İkincisi ABD’nin Türkiye’ye karşı aldığı seyahat uyarısı. Hatırlayacağınız gibi daha önce 5 inçten büyük cihazınız varsa artık Amerika’ya götüremeyeceksiniz. Bununda üstüne, Türkiye’de çok silahlı olay, terörist faaliyet, bombalama gibi olaylar her gün oluyormuş gibi ABD’nin Türkiye’ye karşı takındığı seyahat uyarısı tavrı akıl alacak şey değil. Bizim Dışişlerimiz de aynı şekilde ABD’ye karşılık verdi.
Üç ve dördüncü konular birbirinin içinde. Suriye ve PYD meselesi. Suriye’nin kuzeyinde bulunan PYD ve YPG güçlerine Amerika’nın silah verdiğini cümle alem biliyor. Amerika, bu zamana kadar PYD’ye 4 bin TIR’lık silah ve mühimmat göndermiş. YPG’nin de PKK’nın bir uzantısı olduğunu biliyorlar ve üstelik de PYD militanlarını eğitiyorlar. Geçtiğimiz günlerde de YPG kontrolünde bulunan bir yere de Amerikalı diplomatlar gitmişti.
Uluslararası alanda karizması fena halde çizilen Amerika, Kore’deki nükleer silahlanmayı bahane edip Dışişleri bakanlarını bu şekilde bir toplantıya davet ederek belki bir çıkış kapısı bulabilir mi, bilinmez.

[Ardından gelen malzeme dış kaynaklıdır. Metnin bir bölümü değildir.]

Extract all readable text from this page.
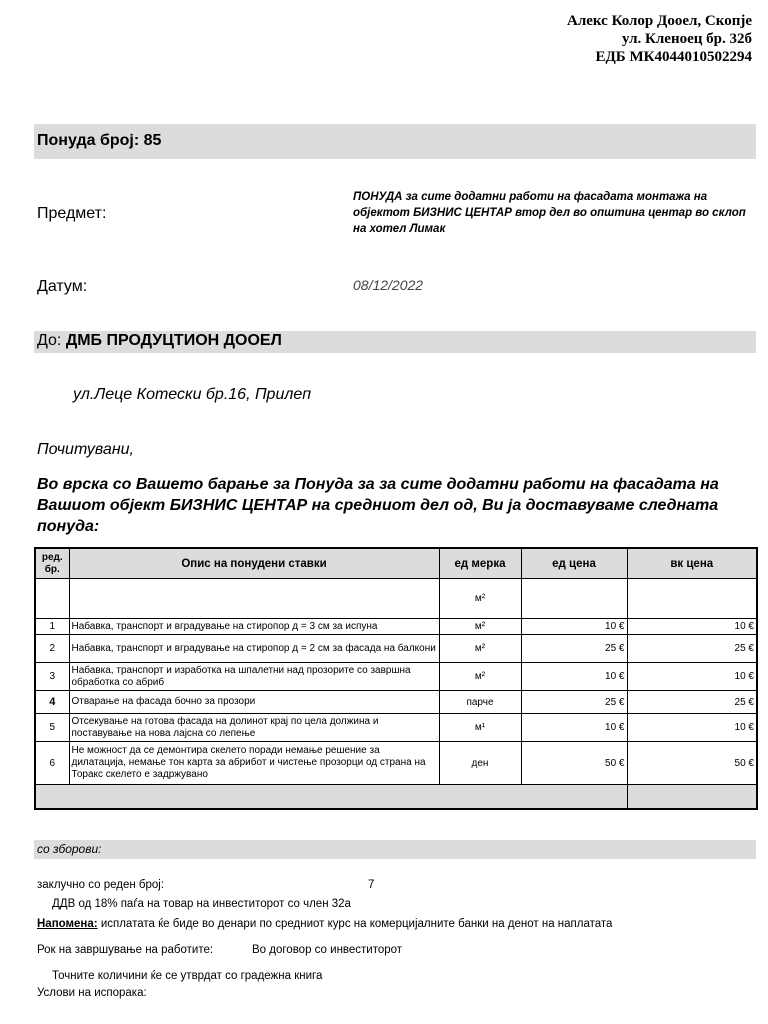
Алекс Колор Дооел, Скопје
ул. Кленоец бр. 32б
ЕДБ МК4044010502294
Понуда број: 85
Предмет:
ПОНУДА за сите додатни работи на фасадата монтажа на објектот БИЗНИС ЦЕНТАР втор дел во општина центар во склоп на хотел Лимак
Датум:	08/12/2022
До: ДМБ ПРОДУЦТИОН ДООЕЛ
ул.Леце Котески бр.16, Прилеп
Почитувани,
Во врска со Вашето барање за Понуда за за сите додатни работи на фасадата на Вашиот објект БИЗНИС ЦЕНТАР на средниот дел од, Ви ја доставуваме следната понуда:
ред. бр.	Опис на понудени ставки	ед мерка	ед цена	вк цена
		м²		
1	Набавка, транспорт и вградување на стиропор д = 3 см за испуна	м²	10 €	10 €
2	Набавка, транспорт и вградување на стиропор д = 2 см за фасада на балкони	м²	25 €	25 €
3	Набавка, транспорт и изработка на шпалетни над прозорите со завршна обработка со абриб	м²	10 €	10 €
4	Отварање на фасада бочно за прозори	парче	25 €	25 €
5	Отсекување на готова фасада на долинот крај по цела должина и поставување на нова лајсна со лепење	м¹	10 €	10 €
6	Не можност да се демонтира скелето поради немање решение за дилатација, немање тон карта за абрибот и чистење прозорци од страна на Торакс скелето е задржувано	ден	50 €	50 €

со зборови:
заклучно со реден број:	7
ДДВ од 18% паѓа на товар на инвеститорот со член 32а
Напомена: исплатата ќе биде во денари по средниот курс на комерцијалните банки на денот на наплатата
Рок на завршување на работите:	Во договор со инвеститорот
Точните количини ќе се утврдат со градежна книга
Услови на испорака:
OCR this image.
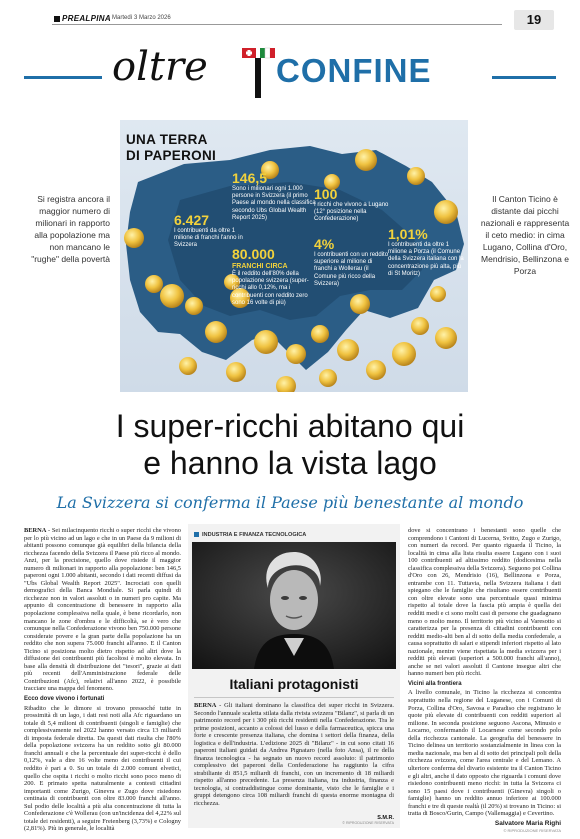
PREALPINA Martedì 3 Marzo 2026	19
oltre CONFINE
Si registra ancora il maggior numero di milionari in rapporto alla popolazione ma non mancano le "rughe" della povertà
Il Canton Ticino è distante dai picchi nazionali e rappresenta il ceto medio: in cima Lugano, Collina d'Oro, Mendrisio, Bellinzona e Porza
UNA TERRA
DI PAPERONI
6.427
I contribuenti da oltre 1 milione di franchi l'anno in Svizzera
146,5
Sono i milionari ogni 1.000 persone in Svizzera (il primo Paese al mondo nella classifica secondo Ubs Global Wealth Report 2025)
80.000
FRANCHI CIRCA
È il reddito dell'80% della popolazione svizzera (super-ricchi allo 0,12%, ma i contribuenti con reddito zero sono 16 volte di più)
100
I ricchi che vivono a Lugano (12° posizione nella Confederazione)
4%
I contribuenti con un reddito superiore al milione di franchi a Wollerau (il Comune più ricco della Svizzera)
1,01%
I contribuenti da oltre 1 milione a Porza (il Comune della Svizzera italiana con la concentrazione più alta, più di St Moritz)
I super-ricchi abitano qui
e hanno la vista lago
La Svizzera si conferma il Paese più benestante al mondo

BERNA - Sei milacinquento ricchi o super ricchi che vivono per lo più vicino ad un lago e che in un Paese da 9 milioni di abitanti possono comunque già equilibri della bilancia della ricchezza facendo della Svizzera il Paese più ricco al mondo. Anzi, per la precisione, quello dove risiede il maggior numero di milionari in rapporto alla popolazione: ben 146,5 paperoni ogni 1.000 abitanti, secondo i dati recenti diffusi da "Ubs Global Wealth Report 2025". Incrociati con quelli demografici della Banca Mondiale. Si parla quindi di ricchezze non in valori assoluti o in numeri pro capite. Ma appunto di concentrazione di benessere in rapporto alla popolazione complessiva nella quale, è bene ricordarlo, non mancano le zone d'ombra e le difficoltà, se è vero che comunque nella Confederazione vivono ben 750.000 persone considerate povere e la gran parte della popolazione ha un reddito che non supera 75.000 franchi all'anno. E il Canton Ticino si posiziona molto dietro rispetto ad altri dove la diffusione dei contribuenti più facoltosi è molto elevata. In base alla densità di distribuzione dei "tesori", grazie ai dati più recenti dell'Amministrazione federale delle Contribuzioni (Afc), relativi all'anno 2022, è possibile tracciare una mappa del fenomeno.

Ecco dove vivono i fortunati

Ribadito che le dimore si trovano pressoché tutte in prossimità di un lago, i dati resi noti alla Afc riguardano un totale di 5,4 milioni di contribuenti (singoli e famiglie) che complessivamente nel 2022 hanno versato circa 13 miliardi di imposta federale diretta. Da questi dati risulta che l'80% della popolazione svizzera ha un reddito sotto gli 80.000 franchi annuali e che la percentuale dei super-ricchi è dello 0,12%, vale a dire 16 volte meno dei contribuenti il cui reddito è pari a 0. Su un totale di 2.000 comuni elvetici, quello che ospita i ricchi o molto ricchi sono poco meno di 200. E primato spetta naturalmente a contesti cittadini importanti come Zurigo, Ginevra e Zugo dove risiedono centinaia di contribuenti con oltre 83.000 franchi all'anno. Sul podio delle località a più alta concentrazione di tutta la Confederazione c'è Wollerau (con un'incidenza del 4,22% sul totale dei residenti), a seguire Freienberg (3,73%) e Cologny (2,81%). Più in generale, le località

INDUSTRIA E FINANZA TECNOLOGICA
Italiani protagonisti
BERNA - Gli italiani dominano la classifica dei super ricchi in Svizzera. Secondo l'annuale scaletta stilata dalla rivista svizzera "Bilanz", si parla di un patrimonio record per i 300 più ricchi residenti nella Confederazione. Tra le prime posizioni, accanto a colossi del lusso e della farmaceutica, spicca una forte e crescente presenza italiana, che domina i settori della finanza, della logistica e dell'industria. L'edizione 2025 di "Bilanz" - in cui sono citati 16 paperoni italiani guidati da Andrea Pignataro (nella foto Ansa), il re della finanza tecnologica - ha segnato un nuovo record assoluto: il patrimonio complessivo dei paperoni della Confederazione ha raggiunto la cifra strabiliante di 851,5 miliardi di franchi, con un incremento di 18 miliardi rispetto all'anno precedente. La presenza italiana, tra industria, finanza e tecnologia, si contraddistingue come dominante, visto che le famiglie e i gruppi detengono circa 108 miliardi franchi di questa enorme montagna di ricchezza.
S.M.R.
© RIPRODUZIONE RISERVATA

dove si concentrano i benestanti sono quelle che comprendono i Cantoni di Lucerna, Svitto, Zugo e Zurigo, con numeri da record. Per quanto riguarda il Ticino, la località in cima alla lista risulta essere Lugano con i suoi 100 contribuenti ad altissimo reddito (dodicesima nella classifica complessiva della Svizzera). Seguono poi Collina d'Oro con 26, Mendrisio (16), Bellinzona e Porza, entrambe con 11. Tuttavia, nella Svizzera italiana i dati spiegano che le famiglie che risultano essere contribuenti con oltre elevate sono una percentuale quasi minima rispetto al totale dove la fascia più ampia è quella dei redditi medi e ci sono molti casi di persone che guadagnano meno o molto meno. Il territorio più vicino al Varesotto si caratterizza per la presenza di cittadini contribuenti con redditi medio-alti ben al di sotto della media confederale, a causa soprattutto di salari e stipendi inferiori rispetto al lato nazionale, mentre viene rispettata la media svizzera per i redditi più elevati (superiori a 500.000 franchi all'anno), anche se nei valori assoluti il Cantone insegue altri che hanno numeri ben più ricchi.

Vicini alla frontiera

A livello comunale, in Ticino la ricchezza si concentra soprattutto nella regione del Luganese, con i Comuni di Porza, Collina d'Oro, Savosa e Paradiso che registrano le quote più elevate di contribuenti con redditi superiori al milione. In seconda posizione seguono Ascona, Minusio e Locarno, confermando il Locarnese come secondo polo della ricchezza cantonale. La geografia del benessere in Ticino delinea un territorio sostanzialmente in linea con la media nazionale, ma ben al di sotto dei principali poli della ricchezza svizzera, come l'area centrale e del Lemano. A ulteriore conferma del divario esistente tra il Canton Ticino e gli altri, anche il dato opposto che riguarda i comuni dove risiedono contribuenti meno ricchi: in tutta la Svizzera ci sono 15 paesi dove i contribuenti (Ginevra) singoli o famiglie) hanno un reddito annuo inferiore ai 100.000 franchi e tre di queste realtà (il 20%) si trovano in Ticino: si tratta di Bosco/Gurin, Campo (Vallemaggia) e Cevertino.

Salvatore Maria Righi
© RIPRODUZIONE RISERVATA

Esas konumuza dönüp bir toparlayalım. Amerika ve Türkiye hiçbir zaman ortak olmadılar, olamayacaklar. Amerika’dan da ortak olmaz, bunu da net bir şekilde söylemek lazım. Çünkü Amerika’nın bu ikiyüzlülüğü sadece bugünlere has bir şey değil. Daha önce de böyleydi ve daha sonra da bu şekilde olacağından şüphemiz yoktur.